In looking through the lineup of Cannon Films, it occurs to me that probably 70% of them are perfect fodder for the Holy Grail.  From what I can tell of those that I've seen, they're low budget, campy, often ridiculous and laughable, but packed to the gills with mindless glee and the right amount of enthusiasm.  They're pretty much the exact opposite of The Asylum even though their overall goals and methods are (were) the same.

It's mind-blowing.  I'm honestly feeling tingly right now.  Like I just opened up the greatest birthday present I've ever received.  Or like I've been on vacation for a week and somebody said, "By the way... you actually get another week for free.  Surprise!"

I'm tempted to delve into their entire filmography and make this a year of Cannon Films for the HHG, but I'm not sure that's a great idea.  For one, I kinda like to mix things up with the Holy Grail, and there's only so many times I can say, "This week I watched some trash.  It was great!" before I start getting bored.  For another, I suspect there's probably a hundred thousand other critics, bloggers, and podcasters with way more time, resources, and fans than me who are already doing something similar.  So I can't promise a year of Cannon, but I can sure as hell promise there'll be more of them in 2016.

At a minimum, I think I need to start paying a little more attention to production companies.  I'm going to start by going back and tagging the Cannon films I've discussed on my blogging in the past, but after that I'll have to tag any other repeat offenders.  Like Vista Street Entertainment.  (Actually, now that I think about it, I haven't complained about a Vista Street movie in a looooong time.  I should get back to them soon.)
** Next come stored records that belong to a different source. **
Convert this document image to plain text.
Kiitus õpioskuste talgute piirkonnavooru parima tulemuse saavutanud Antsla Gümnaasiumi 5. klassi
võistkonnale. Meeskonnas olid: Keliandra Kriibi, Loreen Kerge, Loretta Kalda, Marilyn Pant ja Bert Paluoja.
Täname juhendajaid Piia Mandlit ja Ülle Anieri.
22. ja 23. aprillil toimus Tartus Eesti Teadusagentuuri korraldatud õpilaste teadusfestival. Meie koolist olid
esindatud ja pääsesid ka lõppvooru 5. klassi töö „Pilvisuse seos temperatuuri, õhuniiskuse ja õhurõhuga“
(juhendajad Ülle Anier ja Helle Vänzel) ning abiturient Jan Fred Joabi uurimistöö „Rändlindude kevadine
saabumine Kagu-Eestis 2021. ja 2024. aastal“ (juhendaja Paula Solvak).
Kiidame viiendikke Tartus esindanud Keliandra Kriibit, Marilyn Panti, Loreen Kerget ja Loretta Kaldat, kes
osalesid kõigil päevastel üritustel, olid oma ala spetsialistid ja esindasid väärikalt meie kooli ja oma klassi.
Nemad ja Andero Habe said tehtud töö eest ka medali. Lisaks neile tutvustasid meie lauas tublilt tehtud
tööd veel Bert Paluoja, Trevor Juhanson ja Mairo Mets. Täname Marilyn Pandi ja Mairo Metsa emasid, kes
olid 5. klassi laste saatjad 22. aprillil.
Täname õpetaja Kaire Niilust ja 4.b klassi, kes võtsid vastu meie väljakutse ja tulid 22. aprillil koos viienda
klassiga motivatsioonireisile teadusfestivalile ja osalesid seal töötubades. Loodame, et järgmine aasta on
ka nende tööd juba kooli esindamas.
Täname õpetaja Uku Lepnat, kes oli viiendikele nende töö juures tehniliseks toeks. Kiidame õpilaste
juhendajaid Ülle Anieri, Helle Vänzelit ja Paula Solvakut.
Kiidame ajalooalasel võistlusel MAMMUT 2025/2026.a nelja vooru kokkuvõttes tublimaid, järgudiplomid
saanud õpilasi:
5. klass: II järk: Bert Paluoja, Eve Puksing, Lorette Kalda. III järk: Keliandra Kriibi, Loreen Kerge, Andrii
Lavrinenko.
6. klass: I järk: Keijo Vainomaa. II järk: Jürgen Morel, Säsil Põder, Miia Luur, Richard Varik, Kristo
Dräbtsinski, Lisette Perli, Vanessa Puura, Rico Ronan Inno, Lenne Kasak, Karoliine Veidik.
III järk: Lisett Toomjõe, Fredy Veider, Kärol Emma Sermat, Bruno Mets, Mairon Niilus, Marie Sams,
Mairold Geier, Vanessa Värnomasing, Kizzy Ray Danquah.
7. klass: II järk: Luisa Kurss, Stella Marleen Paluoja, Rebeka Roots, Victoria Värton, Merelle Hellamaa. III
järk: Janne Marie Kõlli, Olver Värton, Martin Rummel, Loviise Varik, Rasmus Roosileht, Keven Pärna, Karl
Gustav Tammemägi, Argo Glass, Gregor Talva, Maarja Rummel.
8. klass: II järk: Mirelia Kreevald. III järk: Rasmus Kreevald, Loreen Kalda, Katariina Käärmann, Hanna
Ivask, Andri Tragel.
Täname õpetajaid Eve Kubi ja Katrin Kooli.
Now, as for the documentary itself, which I've kinda glossed right over - it's fantastic.  I'm definitely the target audience, so there's no surprise here to say that I love it.  I think anybody else who's a fan of B Movies, film history, or corporate shenanigans will enjoy it as well.  It's the rare breed of documentary that gives you just the right amount of information without venturing into full-on Nerd territory.  You get all the high points of Cannon's history, you get a good overview of their style, stars, and quirks, and you come away with an appreciation of the subject matter without feeling like you've been condescended to or overloaded.  Those who are looking for something really specific may be disappointed, but if you're that kind of person, you're probably writing a book on Cannon right now, anyway.

I would also like to give a caveat to those who might be looking for something mild and "academic" - Electric Boogaloo does not shy away from raunchy, violent, and explicit clips from the movies it discusses.  Plan accordingly if you are thinking about watching it, say, on your lunch break at work, or at your girlfriend's house while her parents are in the background.  There's more nudity in this documentary than in some porn I've seen, which is probably the greatest compliment Cannon Films could ever receive.